What’ll our sky look like 5 billion years from now, when our Milky Way galaxy merges with the nearby Andromeda galaxy? If there are any people left to look then, they’ll be able to see flares about every 10 to 100 years, each time our Milky Way’s central supermassive black hole swallows a star. The flares will be visible to the unaided eye. They’ll appear much brighter than any other star or planet in the night sky. That’s according to astronomers at the University of Sheffield in England, who say that central, supermassive black holes in colliding galaxies swallow stars some 100 times more often than previously thought.
Their study was published March 1, 2017 in the peer-reviewed journal Nature Astronomy.
The study is based on a survey of just 15 galaxies, a very small sample size by astronomical standards.

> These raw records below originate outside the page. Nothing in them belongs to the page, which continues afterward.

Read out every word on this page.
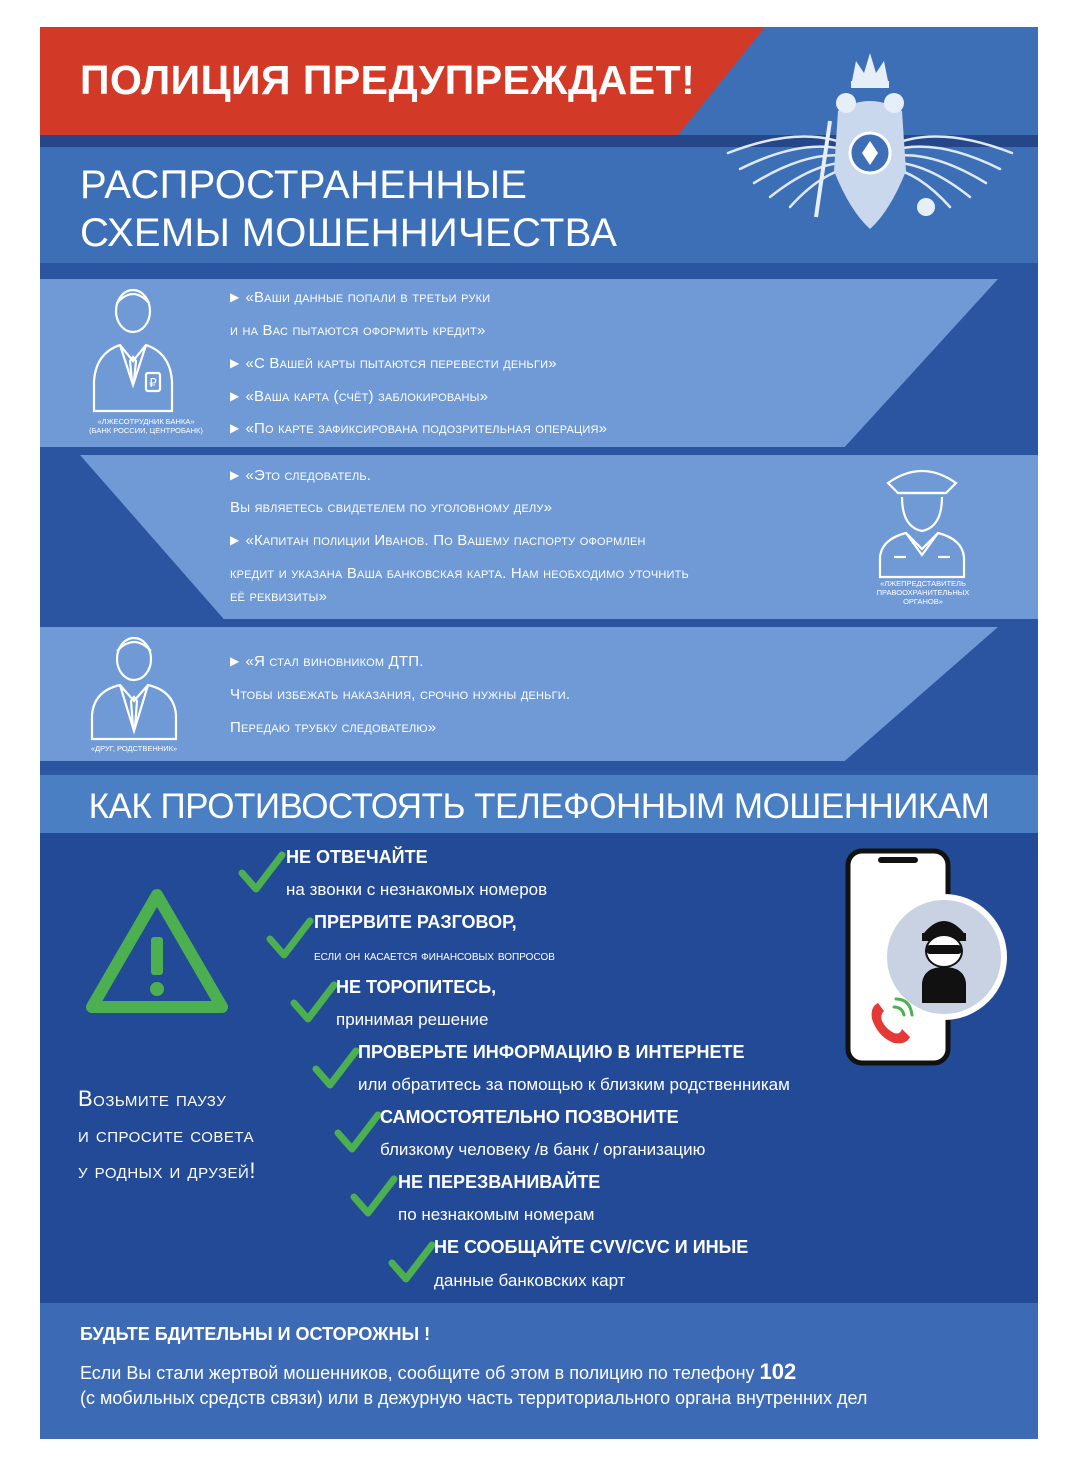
ПОЛИЦИЯ ПРЕДУПРЕЖДАЕТ!
РАСПРОСТРАНЕННЫЕ
СХЕМЫ МОШЕННИЧЕСТВА
₽
«ЛЖЕСОТРУДНИК БАНКА»
(БАНК РОССИИ, ЦЕНТРОБАНК)
▶ «Ваши данные попали в третьи руки
и на Вас пытаются оформить кредит»
▶ «С Вашей карты пытаются перевести деньги»
▶ «Ваша карта (счёт) заблокированы»
▶ «По карте зафиксирована подозрительная операция»
▶ «Это следователь.
Вы являетесь свидетелем по уголовному делу»
▶ «Капитан полиции Иванов. По Вашему паспорту оформлен
кредит и указана Ваша банковская карта. Нам необходимо уточнить
её реквизиты»
«ЛЖЕПРЕДСТАВИТЕЛЬ
ПРАВООХРАНИТЕЛЬНЫХ
ОРГАНОВ»
«ДРУГ, РОДСТВЕННИК»
▶ «Я стал виновником ДТП.
Чтобы избежать наказания, срочно нужны деньги.
Передаю трубку следователю»
КАК ПРОТИВОСТОЯТЬ ТЕЛЕФОННЫМ МОШЕННИКАМ
Возьмите паузу
и спросите совета
у родных и друзей!
НЕ ОТВЕЧАЙТЕ
на звонки с незнакомых номеров
ПРЕРВИТЕ РАЗГОВОР,
если он касается финансовых вопросов
НЕ ТОРОПИТЕСЬ,
принимая решение
ПРОВЕРЬТЕ ИНФОРМАЦИЮ В ИНТЕРНЕТЕ
или обратитесь за помощью к близким родственникам
САМОСТОЯТЕЛЬНО ПОЗВОНИТЕ
близкому человеку /в банк / организацию
НЕ ПЕРЕЗВАНИВАЙТЕ
по незнакомым номерам
НЕ СООБЩАЙТЕ CVV/CVC И ИНЫЕ
данные банковских карт
БУДЬТЕ БДИТЕЛЬНЫ И ОСТОРОЖНЫ !
Если Вы стали жертвой мошенников, сообщите об этом в полицию по телефону 102
(с мобильных средств связи) или в дежурную часть территориального органа внутренних дел
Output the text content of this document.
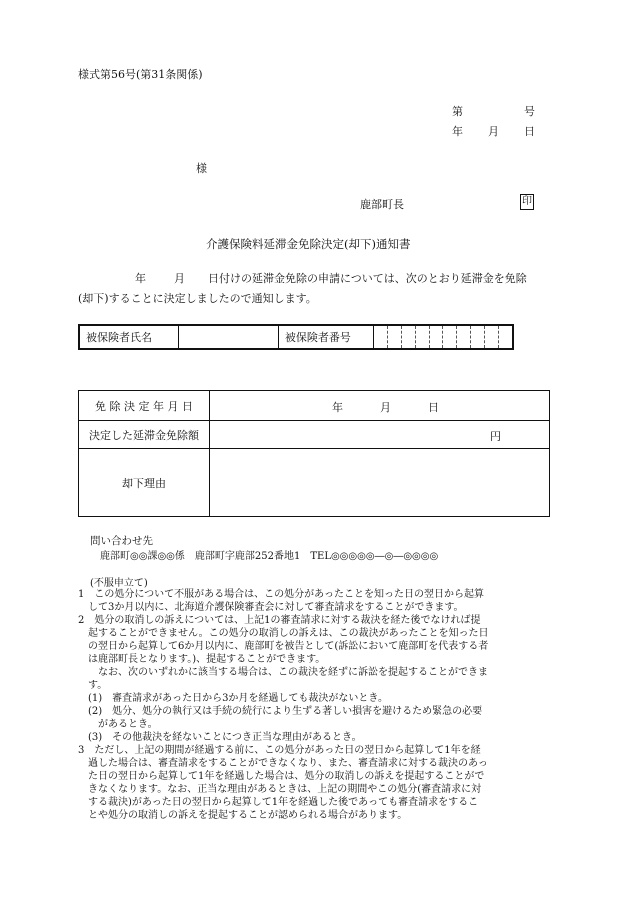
様式第56号(第31条関係)
第	号
年 月 日
様
鹿部町長	印
介護保険料延滞金免除決定(却下)通知書
年	月 日付けの延滞金免除の申請については、次のとおり延滞金を免除
(却下)することに決定しましたので通知します。
被保険者氏名		被保険者番号										
免 除 決 定 年 月 日	年 月 日

決定した延滞金免除額	円

却下理由	
問い合わせ先
鹿部町◎◎課◎◎係　鹿部町字鹿部252番地1　TEL◎◎◎◎◎―◎―◎◎◎◎
(不服申立て)
1　この処分について不服がある場合は、この処分があったことを知った日の翌日から起算
　して3か月以内に、北海道介護保険審査会に対して審査請求をすることができます。
2　処分の取消しの訴えについては、上記1の審査請求に対する裁決を経た後でなければ提
　起することができません。この処分の取消しの訴えは、この裁決があったことを知った日
　の翌日から起算して6か月以内に、鹿部町を被告として(訴訟において鹿部町を代表する者
　は鹿部町長となります。)、提起することができます。
　　なお、次のいずれかに該当する場合は、この裁決を経ずに訴訟を提起することができま
　す。
　(1)　審査請求があった日から3か月を経過しても裁決がないとき。
　(2)　処分、処分の執行又は手続の続行により生ずる著しい損害を避けるため緊急の必要
　　があるとき。
　(3)　その他裁決を経ないことにつき正当な理由があるとき。
3　ただし、上記の期間が経過する前に、この処分があった日の翌日から起算して1年を経
　過した場合は、審査請求をすることができなくなり、また、審査請求に対する裁決のあっ
　た日の翌日から起算して1年を経過した場合は、処分の取消しの訴えを提起することがで
　きなくなります。なお、正当な理由があるときは、上記の期間やこの処分(審査請求に対
　する裁決)があった日の翌日から起算して1年を経過した後であっても審査請求をするこ
　とや処分の取消しの訴えを提起することが認められる場合があります。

However, in that small sample, the astronomers were surprised to see a black hole swallow a star. Astronomers call this sort of event a tidal distruption event, or TDE. They’d been only been only seen before in surveys of many thousands of galaxies, leading astronomers to believe they were exceptionally rare: only one event every 10,000 to 100,000 years per galaxy.
The 15 galaxies of the University of Sheffield study are doing something those other thousands of galaxies weren’t doing. They’re undergoing collisions with neighboring galaxies. Study co-author James Mullaney said in a statement:
Our surprising findings show that the rate of TDEs dramatically increases when galaxies collide. This is likely due to the fact that the collisions lead to large numbers of stars being formed close to the central supermassive black holes in the two galaxies as they merge together.
Another study co-author, Rob Spence, said:
Our team first observed the 15 colliding galaxies in the sample in 2005, during a previous project.
However, when we observed the sample again in 2015, we noticed that one galaxy – F01004-2237 – appeared strikingly different. This led us to look at data from the Catalina Sky Survey, which monitors the brightness of objects in the sky over time. We found that in 2010, the brightness of F01004-2237 flared dramatically.
Galaxy F01004-2237 – which is 1.7 billion light years from Earth – had flared in a way characteristic of TDEs. These events are known to cause flaring due to energy release, as a star edges toward a galaxy’s central, supermassive black hole.
Read more from the University of Sheffield
Bottom line: A study from the University of Sheffield shows that collisions – like that predicted for our Milky Way galaxy and neighboring Andromeda galaxy – cause black holes to eat stars some 100 times faster than previously thought.